Intervention Issues for Presymptomatic AD are many. Consider questionable amyloid staging, lack of biological biomarkers, Tau uncertainties, and neuron loss accumulation. In addition, efficacy must be demonstrated for patients who do not have cognitive impairment, along with the current requirement by the FDA is that “meaningful cognitive benefits” be demonstrated in a clinical trial.  Therefore, a basic issue becomes: “how to overcome this FDA requirement”, when candidates display no cognitive impairment symptoms and Presymptomatic AD tools need to be developed and approved.

The Dilemma

Amyloid accumulation reaches a level to trigger Tau fibrils and tangles. At that point, Alzheimer’s Disease progression is through the Tau protein. Amyloid is no longer involved. Tau fibrils and tangles then cause neurodegeneration or neuron loss. This all occurs prior to any cognitive symptoms. Therefore, clinical trial interventions, that target amyloid in patients with cognitive symptoms, are aimed at the wrong target in the wrong stage of Alzheimer’s Disease.

As Tau fibrils and tangles cause neuron loss in the Entorhinal Cortex (EC), a level is reached whereby short-term memory is impacted in the hippocampus and cognitive symptoms appear. Timing for this progression is uncertain but assumed to take up to ten years. As neuron loss continues, the disease spreads via Tau pathways (Tauopathy) throughout the brain.

Therefore, interventions need to either target amyloid before it accunulates to trigger Tau fibrils and tangles or target Tau fibrils and tangles before neuron loss occurs, or discover how tauopathy begins and target that event to stop the spread. All of this has to occur before cognitive symptoms appear. This is the dilemma facing research as well as the complexity associated with the tau protein and its damage rate in the Entorhinal Cortex and the rest of the brain.

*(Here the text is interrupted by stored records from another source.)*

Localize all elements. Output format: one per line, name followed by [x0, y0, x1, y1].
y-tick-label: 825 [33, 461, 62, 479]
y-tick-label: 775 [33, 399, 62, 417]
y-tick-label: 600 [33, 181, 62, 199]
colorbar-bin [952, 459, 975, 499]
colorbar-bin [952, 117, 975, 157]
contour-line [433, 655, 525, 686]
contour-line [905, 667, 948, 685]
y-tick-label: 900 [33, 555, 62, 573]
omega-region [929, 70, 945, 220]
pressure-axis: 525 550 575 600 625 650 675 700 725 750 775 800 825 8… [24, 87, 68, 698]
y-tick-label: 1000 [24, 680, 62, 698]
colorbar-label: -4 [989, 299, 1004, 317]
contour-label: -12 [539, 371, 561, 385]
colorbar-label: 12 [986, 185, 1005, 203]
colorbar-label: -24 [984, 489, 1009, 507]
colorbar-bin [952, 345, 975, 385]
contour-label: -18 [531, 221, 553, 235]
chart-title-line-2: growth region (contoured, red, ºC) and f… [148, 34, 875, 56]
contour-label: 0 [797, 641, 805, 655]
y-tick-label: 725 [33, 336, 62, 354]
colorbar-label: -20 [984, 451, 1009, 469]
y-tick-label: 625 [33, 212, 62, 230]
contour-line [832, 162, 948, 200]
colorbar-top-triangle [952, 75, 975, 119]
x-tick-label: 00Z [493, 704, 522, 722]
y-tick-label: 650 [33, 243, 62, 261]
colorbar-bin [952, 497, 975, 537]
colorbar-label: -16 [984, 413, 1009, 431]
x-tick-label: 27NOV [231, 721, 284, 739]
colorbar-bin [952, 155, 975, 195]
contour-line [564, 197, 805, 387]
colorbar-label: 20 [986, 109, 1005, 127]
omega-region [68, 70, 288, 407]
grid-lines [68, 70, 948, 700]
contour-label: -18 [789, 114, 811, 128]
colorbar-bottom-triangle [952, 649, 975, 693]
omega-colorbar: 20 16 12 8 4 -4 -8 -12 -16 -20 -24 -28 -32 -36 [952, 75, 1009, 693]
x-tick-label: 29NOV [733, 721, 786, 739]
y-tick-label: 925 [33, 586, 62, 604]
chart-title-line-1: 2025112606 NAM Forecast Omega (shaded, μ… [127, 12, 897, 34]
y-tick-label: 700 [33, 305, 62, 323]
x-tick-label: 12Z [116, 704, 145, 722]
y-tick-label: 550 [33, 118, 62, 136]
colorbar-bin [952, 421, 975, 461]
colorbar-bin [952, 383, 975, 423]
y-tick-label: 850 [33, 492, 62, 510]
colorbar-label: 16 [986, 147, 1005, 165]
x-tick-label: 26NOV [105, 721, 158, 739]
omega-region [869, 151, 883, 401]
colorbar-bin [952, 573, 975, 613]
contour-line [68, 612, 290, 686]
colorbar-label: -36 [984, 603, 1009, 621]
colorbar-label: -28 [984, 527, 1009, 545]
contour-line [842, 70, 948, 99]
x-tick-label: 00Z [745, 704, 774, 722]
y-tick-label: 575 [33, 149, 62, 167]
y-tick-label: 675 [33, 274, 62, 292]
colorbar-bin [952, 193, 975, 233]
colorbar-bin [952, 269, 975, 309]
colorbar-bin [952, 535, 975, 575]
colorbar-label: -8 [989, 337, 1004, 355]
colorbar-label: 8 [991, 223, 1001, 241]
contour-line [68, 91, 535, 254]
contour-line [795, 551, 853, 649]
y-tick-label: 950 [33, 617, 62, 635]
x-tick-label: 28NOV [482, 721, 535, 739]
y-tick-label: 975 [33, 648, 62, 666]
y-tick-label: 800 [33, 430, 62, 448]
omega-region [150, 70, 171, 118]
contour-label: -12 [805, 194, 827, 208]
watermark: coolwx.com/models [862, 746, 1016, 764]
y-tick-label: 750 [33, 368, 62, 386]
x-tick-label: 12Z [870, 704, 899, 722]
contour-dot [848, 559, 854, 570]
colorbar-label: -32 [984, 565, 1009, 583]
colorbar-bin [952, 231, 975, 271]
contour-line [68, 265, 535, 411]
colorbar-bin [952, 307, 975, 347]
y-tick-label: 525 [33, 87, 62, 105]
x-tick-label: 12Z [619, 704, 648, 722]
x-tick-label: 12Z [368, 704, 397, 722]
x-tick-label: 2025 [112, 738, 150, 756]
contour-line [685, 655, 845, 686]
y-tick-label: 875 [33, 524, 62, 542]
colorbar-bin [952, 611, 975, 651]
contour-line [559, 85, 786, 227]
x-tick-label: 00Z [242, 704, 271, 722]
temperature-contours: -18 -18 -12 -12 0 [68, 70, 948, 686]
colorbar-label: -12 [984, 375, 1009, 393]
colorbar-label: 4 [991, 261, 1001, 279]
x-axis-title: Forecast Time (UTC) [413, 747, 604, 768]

Based on the above dilemma, Amyloid Intervention should aim for Prevention in the Asymptomatic Stage of Presymptomatic AD. Tau Interventions should target the Prodromal AD Stage of Presymptomatic AD.

Current Tau Status

Research has focused on Tau and its complexity. Efforts are directed at progressive rates associated with fibrils and tangles. Disease locations are being investigated relative to early evidence and progression. Most Tau clinical trials indicate the serious lack of biological biomarkers whereby attempts to used more advanced cognitive tools are targeting the late portion of the Profromal AD Stage and including MCI patients, many in their seventies (not good).

Current Trial Tools

Available cognitive tools, such as, the Alzheimer’s Disease Assessment Scale–cognitive sub-scale (ADAS-cog), Mini-Mental State Examination (MMSE), and neuropsychological tests, have shown relatively little change over time in the Presymptomatic Prodromal AD (AD-P) stage or even Amnestic Mild Cognitive Impairment (aMCI) participants. This is primarily due a ceiling effect where everyone scores at the top level of the test. Scales that measure functional or global change are unable to capture subtle clinical decline due to the comparatively minimum functional deficits in AD-P/a MCI patients. These clinical tools, which have been widely used in symptomatic AD trials, apparently lack overall sensitivity to be responsive to clinical decline in aMCI/AD-P.

A two-year study that began in 2010, creatively developed a composite cognitive test for Prodromal AD (AD-P) candidate selection, that combined selected subsets from existing cognitive tests to demonstrate more sensitive measures of cognitive decline.  This composite cognitive test is described in a March 2016 report “ADCOMS: a composite clinical outcome for Prodromal Alzheimer’s Disease trials”, Jinning, Wang et. al.  The study claimed justification to use ADCOMS as an increase sensitivity tool for AD-P clinical trials.  ADCOMS is being used in the A4 clinical trial along with a concurrent clinical trial to obtain FDA approval of ADCOMS as an acceptable biomarker


The best hope is recognition to approved a drug targeting amyloid for candidates in the Asymptomatic Stage of Presymptomatic AD and demonstrate “PREVENTION” .

Then, accept the fact that a beneficial Tau intervention may take up to two decades. Biological biomarkers are needed to demonstrate beneficial results and address the early period of the Prodromal AD Stage.

Hopefully,current research will identify progression rates and locations of early Tau fibrils and tangles damage as well as neuron loss during this decade.

Other uncertainties needing increased knowledge include immune system responses, inflammation, toxins, ApoE-4, and Tau isoforms (Isoforms are different combinations of DNA instructions that are associated with mental disorders other than AD).